Taraf gazetesinden Neşe Düzel'in sorularını cevaplayan Betil'in sözleri şöyle:
Siz, bu eğitim yasasının göründüğünden başka amaçlar taşıdığını mı düşünüyorsunuz?
Bazı insanların böyle bir düşüncesi olabilir. Eğer mesele, inanç meselesiyse, özellikle kızların ergenlik yaşına gelirken başlarını kapatıp, onları, dinî kültürün parçası olmaları için yönlendirmekse... O zaman kız çocukları başlarını kapatsınlar ve okula öyle gelsinler.
Kız çocukları ilkokulda başlarını örtebilsinler mi?
Evet, başını örtsün. Başı örtülü olarak ilkokula gelsin. Yeter ki kız çocukları okula gelsinler, okusunlar. Eğer mesele başı örtüp örtmemekse, ilkokulda başörtüsünün serbest olmasının bence hiç bir sakıncası yok. Hiçbir mesele, kız çocuğunun eğitiminden ve öğretiminden daha önemli değildir! Meseleyi dolaylı yollara çekip de, açık öğretim veya 4+4+4 gibi hiç bilimsel olmayan modellere gitmenin anlamı yok. Dedim ya, dünyada böyle bir model yok.
Peki, bu tasarı, eski haliyle kız çocuğunu eve mi kapatırdı?

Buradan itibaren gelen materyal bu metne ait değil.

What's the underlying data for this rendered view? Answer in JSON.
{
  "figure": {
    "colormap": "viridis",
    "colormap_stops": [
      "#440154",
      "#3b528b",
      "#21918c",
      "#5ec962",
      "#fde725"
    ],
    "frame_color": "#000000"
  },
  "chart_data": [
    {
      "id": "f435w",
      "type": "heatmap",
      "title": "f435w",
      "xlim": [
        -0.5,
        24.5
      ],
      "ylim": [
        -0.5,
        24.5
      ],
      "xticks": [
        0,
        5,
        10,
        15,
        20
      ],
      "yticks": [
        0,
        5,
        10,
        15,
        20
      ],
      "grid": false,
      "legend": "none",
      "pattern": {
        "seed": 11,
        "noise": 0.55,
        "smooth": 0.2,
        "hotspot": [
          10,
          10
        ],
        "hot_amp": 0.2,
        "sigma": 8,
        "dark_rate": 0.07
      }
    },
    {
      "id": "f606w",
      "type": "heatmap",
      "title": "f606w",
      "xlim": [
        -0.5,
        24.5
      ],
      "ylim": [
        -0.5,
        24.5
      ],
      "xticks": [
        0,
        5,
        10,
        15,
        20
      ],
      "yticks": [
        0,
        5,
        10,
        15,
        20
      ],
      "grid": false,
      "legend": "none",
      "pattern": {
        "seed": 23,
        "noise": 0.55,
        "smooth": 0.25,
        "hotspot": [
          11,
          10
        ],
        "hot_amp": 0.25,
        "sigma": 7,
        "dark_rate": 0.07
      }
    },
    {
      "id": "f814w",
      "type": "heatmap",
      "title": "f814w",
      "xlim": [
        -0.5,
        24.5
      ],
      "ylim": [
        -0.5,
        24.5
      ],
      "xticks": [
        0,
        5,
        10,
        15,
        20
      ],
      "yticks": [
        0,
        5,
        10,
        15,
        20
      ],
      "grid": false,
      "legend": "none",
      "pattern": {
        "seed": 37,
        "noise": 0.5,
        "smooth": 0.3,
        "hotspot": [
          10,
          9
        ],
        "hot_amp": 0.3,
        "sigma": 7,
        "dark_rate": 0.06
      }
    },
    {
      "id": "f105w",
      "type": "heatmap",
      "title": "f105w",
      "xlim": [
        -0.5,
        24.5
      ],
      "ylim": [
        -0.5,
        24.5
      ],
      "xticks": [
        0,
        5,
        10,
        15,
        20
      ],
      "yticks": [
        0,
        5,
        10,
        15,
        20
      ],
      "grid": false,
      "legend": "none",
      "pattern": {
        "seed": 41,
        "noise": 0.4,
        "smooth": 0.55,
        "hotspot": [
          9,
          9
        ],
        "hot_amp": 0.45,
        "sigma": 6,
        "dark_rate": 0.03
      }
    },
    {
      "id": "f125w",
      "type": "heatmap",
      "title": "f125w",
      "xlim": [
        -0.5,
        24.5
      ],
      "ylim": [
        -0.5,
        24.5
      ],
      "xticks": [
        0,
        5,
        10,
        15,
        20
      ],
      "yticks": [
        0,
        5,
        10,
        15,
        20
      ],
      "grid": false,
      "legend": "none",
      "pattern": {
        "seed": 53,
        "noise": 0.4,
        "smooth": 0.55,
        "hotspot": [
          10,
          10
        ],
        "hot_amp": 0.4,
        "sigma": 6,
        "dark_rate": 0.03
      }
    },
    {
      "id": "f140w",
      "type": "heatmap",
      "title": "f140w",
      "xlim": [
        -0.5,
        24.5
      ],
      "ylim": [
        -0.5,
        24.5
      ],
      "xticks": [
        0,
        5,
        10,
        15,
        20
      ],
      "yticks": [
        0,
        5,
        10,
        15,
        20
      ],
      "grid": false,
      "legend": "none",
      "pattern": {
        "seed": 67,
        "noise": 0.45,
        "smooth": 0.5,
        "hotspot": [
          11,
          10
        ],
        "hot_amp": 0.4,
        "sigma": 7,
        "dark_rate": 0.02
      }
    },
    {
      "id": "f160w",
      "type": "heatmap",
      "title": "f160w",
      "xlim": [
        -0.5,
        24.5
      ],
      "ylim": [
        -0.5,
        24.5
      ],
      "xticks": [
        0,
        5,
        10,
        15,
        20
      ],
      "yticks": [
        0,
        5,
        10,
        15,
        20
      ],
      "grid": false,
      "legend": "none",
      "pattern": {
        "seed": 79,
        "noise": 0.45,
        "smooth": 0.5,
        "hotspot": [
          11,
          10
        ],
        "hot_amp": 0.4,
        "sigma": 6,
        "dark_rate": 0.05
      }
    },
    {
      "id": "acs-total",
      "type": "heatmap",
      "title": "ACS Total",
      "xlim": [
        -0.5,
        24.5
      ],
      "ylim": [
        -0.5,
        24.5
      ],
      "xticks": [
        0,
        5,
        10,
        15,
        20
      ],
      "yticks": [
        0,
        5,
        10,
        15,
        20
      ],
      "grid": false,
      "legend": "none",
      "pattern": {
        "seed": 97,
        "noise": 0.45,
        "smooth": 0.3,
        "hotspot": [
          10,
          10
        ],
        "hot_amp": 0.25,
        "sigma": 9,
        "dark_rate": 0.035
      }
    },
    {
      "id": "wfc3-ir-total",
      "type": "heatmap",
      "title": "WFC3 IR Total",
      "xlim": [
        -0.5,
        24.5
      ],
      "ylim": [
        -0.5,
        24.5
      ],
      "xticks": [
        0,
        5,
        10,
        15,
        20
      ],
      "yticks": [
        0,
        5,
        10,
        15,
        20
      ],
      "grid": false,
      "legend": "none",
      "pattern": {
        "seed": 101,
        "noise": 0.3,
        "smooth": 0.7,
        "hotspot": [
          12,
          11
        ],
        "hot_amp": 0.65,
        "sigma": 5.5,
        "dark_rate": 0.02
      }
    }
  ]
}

Evet kapatırdı. Biz daha üniversitede başörtüsünü halledemedik. İndir serbestliği ilköğretime kadar, bırak aileyi kızını okula göndersin, ailenin istediği iyi eğitimi çocuk okulda alabilsin. Çünkü dindar aileler de kızlarının iyi eğitim almasını istiyorlar. Dünya istatistiklerine bakın... Türkiye kız çocuklarının okullaşmasında dünyanın en geri ülkelerinin içinde yer alıyor. Dünyanın 17. büyük ekonomisi neden dünyada okullaşmada, eğitimde ve okuma-yazma oranında dünyanın 150. sırasında? Ciddi bir sosyal gerilik var bu ülkede. Eğer “sosyal sermaye” dediğimiz insan gücünü iyi geliştiremezsek...
Ne olur?
Bugünkü ekonomik performansı sürdürmek mümkün olmaz. Sosyal olarak bu kadar başarısız olup ekonomik olarak bu kadar başarılı olmak sürdürülebilir bir durum değildir. Bu başarı biter ve bu dönem, Türkiye’nin çok başarılı olduğu bir ekonomik dönem olarak anılır o kadar.